As you begin to use Dashboard filters, you may notice that some data responds, whereas other pieces remain the same. This is by design but it may not be obvious at first. The thing to keep in mind is that filter location matters. We’ve designed the Dashboard so that when you select a filter, it only affects the information below that filter. Let’s look at some examples:
Unfiltered
Midpage filter
This refers to any filter that is located below any data display.
Top-of-page filter
This refers to any filter near the top of the Dashboard. This includes: Pulse/Historical, Posts/Videos, and Audience Segments.
Filtering criteria
We’re able to power the first ten filters with the metadata that you’ve provided.

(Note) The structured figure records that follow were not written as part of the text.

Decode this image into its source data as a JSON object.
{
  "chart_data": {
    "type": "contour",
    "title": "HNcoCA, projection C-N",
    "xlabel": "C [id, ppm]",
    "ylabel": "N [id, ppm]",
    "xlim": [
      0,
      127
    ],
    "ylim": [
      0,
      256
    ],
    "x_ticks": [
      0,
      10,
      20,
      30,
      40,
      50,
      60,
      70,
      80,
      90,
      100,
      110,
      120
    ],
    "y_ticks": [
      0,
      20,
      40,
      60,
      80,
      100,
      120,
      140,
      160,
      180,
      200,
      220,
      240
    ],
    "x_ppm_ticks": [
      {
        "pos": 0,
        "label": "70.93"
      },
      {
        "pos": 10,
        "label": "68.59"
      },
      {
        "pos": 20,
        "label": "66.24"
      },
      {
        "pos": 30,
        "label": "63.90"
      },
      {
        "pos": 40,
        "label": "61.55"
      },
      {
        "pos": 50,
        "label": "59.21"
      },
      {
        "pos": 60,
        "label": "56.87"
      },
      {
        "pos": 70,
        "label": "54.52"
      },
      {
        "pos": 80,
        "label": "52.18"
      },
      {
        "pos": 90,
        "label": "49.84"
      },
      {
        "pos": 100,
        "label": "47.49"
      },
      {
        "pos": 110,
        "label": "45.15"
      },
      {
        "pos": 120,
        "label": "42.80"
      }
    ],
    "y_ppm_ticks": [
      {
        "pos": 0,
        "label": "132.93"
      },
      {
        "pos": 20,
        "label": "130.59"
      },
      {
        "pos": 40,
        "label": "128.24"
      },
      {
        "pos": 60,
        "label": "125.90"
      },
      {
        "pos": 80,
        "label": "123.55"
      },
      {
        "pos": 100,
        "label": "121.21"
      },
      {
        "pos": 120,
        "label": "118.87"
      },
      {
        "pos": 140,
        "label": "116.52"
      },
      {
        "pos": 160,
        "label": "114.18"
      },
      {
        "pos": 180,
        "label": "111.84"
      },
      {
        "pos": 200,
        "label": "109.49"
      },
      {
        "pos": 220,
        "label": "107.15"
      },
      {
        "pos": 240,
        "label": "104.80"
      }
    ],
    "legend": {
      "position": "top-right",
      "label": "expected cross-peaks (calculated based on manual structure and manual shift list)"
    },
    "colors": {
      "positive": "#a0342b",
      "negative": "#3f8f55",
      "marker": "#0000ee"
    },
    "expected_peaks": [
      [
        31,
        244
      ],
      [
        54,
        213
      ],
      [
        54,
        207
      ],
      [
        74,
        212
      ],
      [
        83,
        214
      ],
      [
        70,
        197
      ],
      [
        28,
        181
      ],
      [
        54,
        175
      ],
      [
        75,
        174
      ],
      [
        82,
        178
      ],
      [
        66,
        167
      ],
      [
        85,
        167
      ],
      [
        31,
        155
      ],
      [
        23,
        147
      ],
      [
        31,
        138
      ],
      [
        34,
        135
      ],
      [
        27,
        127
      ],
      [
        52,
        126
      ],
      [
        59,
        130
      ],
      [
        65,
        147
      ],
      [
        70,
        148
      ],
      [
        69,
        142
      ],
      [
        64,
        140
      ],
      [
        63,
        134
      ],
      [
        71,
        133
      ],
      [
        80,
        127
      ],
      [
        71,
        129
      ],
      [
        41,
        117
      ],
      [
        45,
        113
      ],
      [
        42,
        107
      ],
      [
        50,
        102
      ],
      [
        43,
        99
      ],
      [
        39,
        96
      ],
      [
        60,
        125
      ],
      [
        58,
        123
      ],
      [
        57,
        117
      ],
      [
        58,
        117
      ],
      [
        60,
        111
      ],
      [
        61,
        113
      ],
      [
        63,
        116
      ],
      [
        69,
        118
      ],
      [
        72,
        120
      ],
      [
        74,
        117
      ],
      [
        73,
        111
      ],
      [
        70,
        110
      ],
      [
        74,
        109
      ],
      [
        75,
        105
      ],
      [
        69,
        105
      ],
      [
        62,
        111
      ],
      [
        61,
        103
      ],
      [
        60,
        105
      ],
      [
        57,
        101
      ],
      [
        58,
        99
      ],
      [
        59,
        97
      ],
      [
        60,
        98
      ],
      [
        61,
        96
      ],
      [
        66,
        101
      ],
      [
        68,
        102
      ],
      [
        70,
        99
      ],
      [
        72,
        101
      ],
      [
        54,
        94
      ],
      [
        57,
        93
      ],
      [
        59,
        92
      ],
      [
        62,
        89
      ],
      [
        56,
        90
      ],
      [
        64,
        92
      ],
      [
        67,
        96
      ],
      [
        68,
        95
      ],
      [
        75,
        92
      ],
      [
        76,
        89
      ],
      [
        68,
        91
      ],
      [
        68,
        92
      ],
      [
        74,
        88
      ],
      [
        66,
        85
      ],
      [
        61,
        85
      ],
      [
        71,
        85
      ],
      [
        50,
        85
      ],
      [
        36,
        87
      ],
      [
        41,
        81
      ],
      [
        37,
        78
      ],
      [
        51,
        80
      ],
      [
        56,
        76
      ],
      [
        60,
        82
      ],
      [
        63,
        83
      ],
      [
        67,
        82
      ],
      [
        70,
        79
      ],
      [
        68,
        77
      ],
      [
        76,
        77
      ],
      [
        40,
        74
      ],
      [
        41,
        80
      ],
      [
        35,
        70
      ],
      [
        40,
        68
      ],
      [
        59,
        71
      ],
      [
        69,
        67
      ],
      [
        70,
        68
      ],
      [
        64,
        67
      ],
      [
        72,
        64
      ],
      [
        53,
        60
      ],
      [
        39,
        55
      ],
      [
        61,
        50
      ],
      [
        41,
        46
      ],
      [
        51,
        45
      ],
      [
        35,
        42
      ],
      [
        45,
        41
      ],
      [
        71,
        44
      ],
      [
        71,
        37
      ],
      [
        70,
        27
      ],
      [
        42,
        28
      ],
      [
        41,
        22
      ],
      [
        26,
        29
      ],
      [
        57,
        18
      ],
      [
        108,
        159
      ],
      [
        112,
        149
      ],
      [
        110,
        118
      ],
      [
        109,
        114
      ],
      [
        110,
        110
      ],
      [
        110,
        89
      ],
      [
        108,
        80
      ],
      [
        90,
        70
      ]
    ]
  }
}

- Page type: All Pages, Posts, Non-Post
- Author: select one or more authors or author groups
- Section: select one or more top-level categories
- Tag: select one or more tags or tag groups
- Publish date: select preset values or use in combination with a historical selection
- Word count: select < 500, 500-999, 1000-1499, or 1500+ words
- Campaign: select one or more campaigns or campaign groups
- Path: drill down into url path fragments
- Syndication: available on the Posts page within a Network Rollup view to select All Content, Syndicated, or Local
- Title: filter your posts by one or more words in a title
- Metrics: Select the information you’d like to see for the posts you’ve filtered
Path filter
Users have the ability to use URL path fragments as a filter when viewing post or non-post data.
A path fragment refers to the parts of a URL separated by slashes. For example, in the URL https://tea-fanatics.example.com/flavors/black-tea/earl-grey/, the path fragments are “flavors” “black-tea” and “earl-grey.”
Our path selection screen looks like this:
When making a selection, it will affect the downstream selectors. In the following case, there is no more paths beyond /parse-ly/
so we gray out the selector fields.
If your site does not have paths or if you’ve over-constrained the filters, you’ll receive a message saying “No data for the selected interval and filters”. In the case of docs.parse.ly
, we have no paths and this is what we see:
Once you have selected a path fragment, you can click on the “Apply” button to see full information about URLs matching the pattern.
You can drill down multiple levels:
And you can even skip levels:
Paths are available as a filter in all sections of the dashboard as well as in the reporting suite.
Title filter
You can now filter your posts by one or more words in a title. Note that it’s case-sensitive. Use this to exclude posts with certain title words or to focus on posts with certain words in the title. Level up your filtering by then creating a Saved View you can refer to in the future.
This is available as a filtering option on the posts view in your dashboard.
Filtering logic
Starts with
Start typing to reveal this option. To use “starts with” logic, add an asterisk to the end of your search term. If you find yourself using this feature frequently, you may consider creating an author, tag, or campaign group.
Match any
Using this filter will give you a list of results that meet any of the criteria you entered. You would use “match any” when you want to see a list of content that’s about Donald Trump OR Twitter.
Match all
Using this filter will give you a list of results that meet all of the criteria you entered. You would use match all when you want to see a list of content that’s about Donald Trump AND Twitter.
Exclude
This filter removes any content or traffic that meets the specified condition. To see content that’s not about Donald Trump, you’d use a filter like this:
Using multiple filters
You can combine filters to get more specific results.
Filtering multiple aspects
Here, we’ve selected Page Type: Posts, Section: Science, and Tag: medieval-history.
Including one aspect and excluding another
The “show me this, but not that” logic comes in handy for authors and tags.
For instance, if you want to see all content about Donald Trump that doesn’t mention Twitter, the filters might look like this:
If multiple authors work on stories together, you may want to filter to see stories written solely by one of the contributors:
Filtering tips
Break your tags out into categories, such as content type, word count, or topic and subtopic to make filtering easier.
- Content type: type: report, type: feature, type: video
- Word count: word count: <350, word count: 350-700
- Topic and subtopic: health: hiv, health: depression
Read more about tagging strategies in our blog.
Reports: Lifecycle filter
The Top Listings report and export has an additional “Lifecycle” filter which allows you to see posts that are evergreen or evergreen candidates. This filter is only available for Posts.